Book Talk: The African Heritage of Latinx and Caribbean Literature
Sarah Quesada, Duke University
Mon, 4/3 · 4:30 pm—6:00 pm · 010 East Pyne
Effron Center for the Study of America
The African Heritage of Latinx and Caribbean Literature unearths a buried African archive within widely-read Latinx writers of the last 50 years. It challenges dominant narratives in world literature and transatlantic studies that ignore Africa’s impact in broader Latin American culture. Sarah Quesada argues that these canonical works evoke textual memorials of African memory. She shows how the African Atlantic haunts modern Latinx and Caribbean writing, and examines the disavowal or distortion of the African subject in the constructions of national, racial, sexual, and spiritual Latinx identity. Quesada shows how themes such as the 19th century ‘scramble for Africa,’ the decolonizing wars, Black internationalism, and the neoliberal turn are embedded in key narratives. Drawing from multilingual archives about West and Central Africa, she examines how the legacies of colonial French, Iberian, British and U.S. imperialisms have impacted on the relationships between African and Latinx identities. This is the first book-length project to address the African colonial and imperial inheritance of Latinx literature.
Sarah Margarita Quesada is an assistant professor in the Department of Romance Studies at Duke University. Her main interests are literatures of the Global South, specifically Latinx, Latin American and African literatures. She works at the intersection of Atlantic world studies, African diaspora studies, and World Literature. Her book The African Heritage of Latinx and Caribbean Literature
(Cambridge Studies in World Literature and Culture, Cambridge University Press, 2022) examines the engagement of the most widely read Latinx and Latin American authors of the last 50 years with Franco/Anglo/Lusophone African writers and historiography in order to identify the African derived causes of a “Latin” excision from Africa. The book examines the era of slave trade, 19th century imperialism, Black internationalism, and the rise of UNESCO heritage tourism. Her research has appeared in Small Axe: A Caribbean Journal of Criticism, The Oxford Handbook of Latino Studies, the Junot Díaz and the Decolonial Imagination (Duke University Press 2016), Latino Studies, Afro-Hispanic Review, Oxford Bibliographies in Latino Studies, the Journal of Haitian Studies, among other places. She is a former co-chair representative for Latino Studies in the Latin American Studies Association (LASA). In 2021, she joined the editorial board of Meridians: feminism, race, transnationalism journal published with Duke University Press.
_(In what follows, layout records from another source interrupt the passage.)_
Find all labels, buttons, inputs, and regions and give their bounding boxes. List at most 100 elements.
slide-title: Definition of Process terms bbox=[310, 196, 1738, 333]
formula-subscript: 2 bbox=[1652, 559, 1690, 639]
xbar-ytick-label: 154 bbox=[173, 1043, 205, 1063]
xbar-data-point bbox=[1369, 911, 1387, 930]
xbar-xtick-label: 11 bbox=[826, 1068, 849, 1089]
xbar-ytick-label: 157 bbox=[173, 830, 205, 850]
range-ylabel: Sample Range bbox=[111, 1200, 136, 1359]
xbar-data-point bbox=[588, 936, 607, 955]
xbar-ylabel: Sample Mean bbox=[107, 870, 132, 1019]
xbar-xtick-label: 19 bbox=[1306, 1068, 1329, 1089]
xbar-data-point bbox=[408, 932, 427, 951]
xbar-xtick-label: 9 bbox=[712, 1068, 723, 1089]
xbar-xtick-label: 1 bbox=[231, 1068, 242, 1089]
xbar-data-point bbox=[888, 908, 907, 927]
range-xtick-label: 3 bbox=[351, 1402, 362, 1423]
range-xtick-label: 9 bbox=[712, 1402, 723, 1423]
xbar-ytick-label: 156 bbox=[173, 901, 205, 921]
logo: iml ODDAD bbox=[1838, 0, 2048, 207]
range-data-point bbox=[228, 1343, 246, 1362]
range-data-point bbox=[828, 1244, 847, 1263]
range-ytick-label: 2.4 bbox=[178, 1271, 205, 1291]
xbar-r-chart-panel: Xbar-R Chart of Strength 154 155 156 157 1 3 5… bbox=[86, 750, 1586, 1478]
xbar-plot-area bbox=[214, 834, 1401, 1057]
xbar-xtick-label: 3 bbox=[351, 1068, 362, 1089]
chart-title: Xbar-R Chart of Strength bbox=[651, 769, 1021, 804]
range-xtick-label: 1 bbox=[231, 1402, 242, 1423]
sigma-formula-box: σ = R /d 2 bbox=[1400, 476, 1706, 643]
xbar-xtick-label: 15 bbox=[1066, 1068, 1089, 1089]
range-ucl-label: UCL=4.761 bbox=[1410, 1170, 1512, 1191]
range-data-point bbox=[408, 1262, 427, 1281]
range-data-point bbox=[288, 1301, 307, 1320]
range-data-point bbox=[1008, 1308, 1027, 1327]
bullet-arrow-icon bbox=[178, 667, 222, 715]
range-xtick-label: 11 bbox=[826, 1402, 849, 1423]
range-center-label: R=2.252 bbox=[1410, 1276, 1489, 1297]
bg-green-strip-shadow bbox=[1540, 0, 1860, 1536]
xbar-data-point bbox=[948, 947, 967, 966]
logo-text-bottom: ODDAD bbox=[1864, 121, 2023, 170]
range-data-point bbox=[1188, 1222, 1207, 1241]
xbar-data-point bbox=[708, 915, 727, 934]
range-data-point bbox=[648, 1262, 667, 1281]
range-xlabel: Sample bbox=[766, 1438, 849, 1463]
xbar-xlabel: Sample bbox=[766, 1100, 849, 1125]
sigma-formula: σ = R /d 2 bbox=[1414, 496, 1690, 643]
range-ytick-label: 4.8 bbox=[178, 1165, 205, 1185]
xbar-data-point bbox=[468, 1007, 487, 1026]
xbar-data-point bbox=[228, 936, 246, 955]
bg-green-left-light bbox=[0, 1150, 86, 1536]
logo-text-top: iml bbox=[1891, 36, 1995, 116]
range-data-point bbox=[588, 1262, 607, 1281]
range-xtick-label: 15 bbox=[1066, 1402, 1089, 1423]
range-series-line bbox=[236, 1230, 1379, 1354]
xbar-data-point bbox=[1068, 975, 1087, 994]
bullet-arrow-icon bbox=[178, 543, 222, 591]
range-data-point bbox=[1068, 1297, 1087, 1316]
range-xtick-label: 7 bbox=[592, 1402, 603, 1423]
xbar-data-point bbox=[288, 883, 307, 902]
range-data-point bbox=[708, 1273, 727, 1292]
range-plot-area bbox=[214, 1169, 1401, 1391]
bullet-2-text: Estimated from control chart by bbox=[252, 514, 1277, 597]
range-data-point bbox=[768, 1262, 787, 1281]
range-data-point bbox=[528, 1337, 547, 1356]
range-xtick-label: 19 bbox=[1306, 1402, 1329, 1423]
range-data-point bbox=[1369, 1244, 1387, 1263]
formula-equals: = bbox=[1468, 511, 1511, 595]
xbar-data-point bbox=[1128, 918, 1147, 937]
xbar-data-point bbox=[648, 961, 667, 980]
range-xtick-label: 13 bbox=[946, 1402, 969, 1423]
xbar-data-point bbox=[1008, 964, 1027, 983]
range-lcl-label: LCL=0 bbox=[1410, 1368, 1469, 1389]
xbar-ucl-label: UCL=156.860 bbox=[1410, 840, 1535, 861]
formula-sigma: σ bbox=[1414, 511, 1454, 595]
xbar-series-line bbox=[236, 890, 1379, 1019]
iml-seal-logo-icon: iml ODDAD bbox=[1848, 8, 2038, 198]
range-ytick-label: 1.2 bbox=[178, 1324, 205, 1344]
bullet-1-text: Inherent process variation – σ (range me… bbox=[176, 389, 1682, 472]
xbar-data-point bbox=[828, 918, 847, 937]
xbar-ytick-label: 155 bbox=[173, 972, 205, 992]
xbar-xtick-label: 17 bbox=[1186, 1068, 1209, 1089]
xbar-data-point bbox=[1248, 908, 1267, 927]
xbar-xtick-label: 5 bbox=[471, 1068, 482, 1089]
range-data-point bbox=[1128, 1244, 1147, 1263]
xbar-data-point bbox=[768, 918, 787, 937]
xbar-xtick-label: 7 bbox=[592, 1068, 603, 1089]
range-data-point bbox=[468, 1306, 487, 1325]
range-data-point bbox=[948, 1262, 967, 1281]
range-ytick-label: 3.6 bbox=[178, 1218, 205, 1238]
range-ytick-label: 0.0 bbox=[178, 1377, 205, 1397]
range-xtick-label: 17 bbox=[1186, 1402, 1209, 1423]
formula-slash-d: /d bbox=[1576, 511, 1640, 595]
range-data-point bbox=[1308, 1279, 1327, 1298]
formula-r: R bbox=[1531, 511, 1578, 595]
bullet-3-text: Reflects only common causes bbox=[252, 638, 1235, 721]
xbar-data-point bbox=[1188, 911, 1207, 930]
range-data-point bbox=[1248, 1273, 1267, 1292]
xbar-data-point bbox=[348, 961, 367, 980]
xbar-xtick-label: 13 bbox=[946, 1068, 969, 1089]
Her second book project is focused on Greater Mexico region and its connections to African writing and decolonization movements. Quesada’s comparative focus is also devoted to archival and fieldwork research. She has spent time in France and its départements d’outre mer, specifically in French Guiana, as well as Brazil, Benin, Senegal, Cuba, and the Dominican Republic. Her research has involved “human subject” interviews mainly along the UNESCO Slave Route in Africa, or colonial archive consultation across the Atlantic world.
Before joining Duke, Quesada was an assistant professor of English and Latinx studies at the University of Notre Dame, a postdoctoral research fellow in Latina/Latino studies at the University of Illinois Urbana-Champaign and an Andrew Mellon ACLS fellow.
Presented by the Effron Center for the Study of America. Cosponsored by the Program in Latino Studies, Program in Latin American Studies, and Department of Spanish and Portuguese.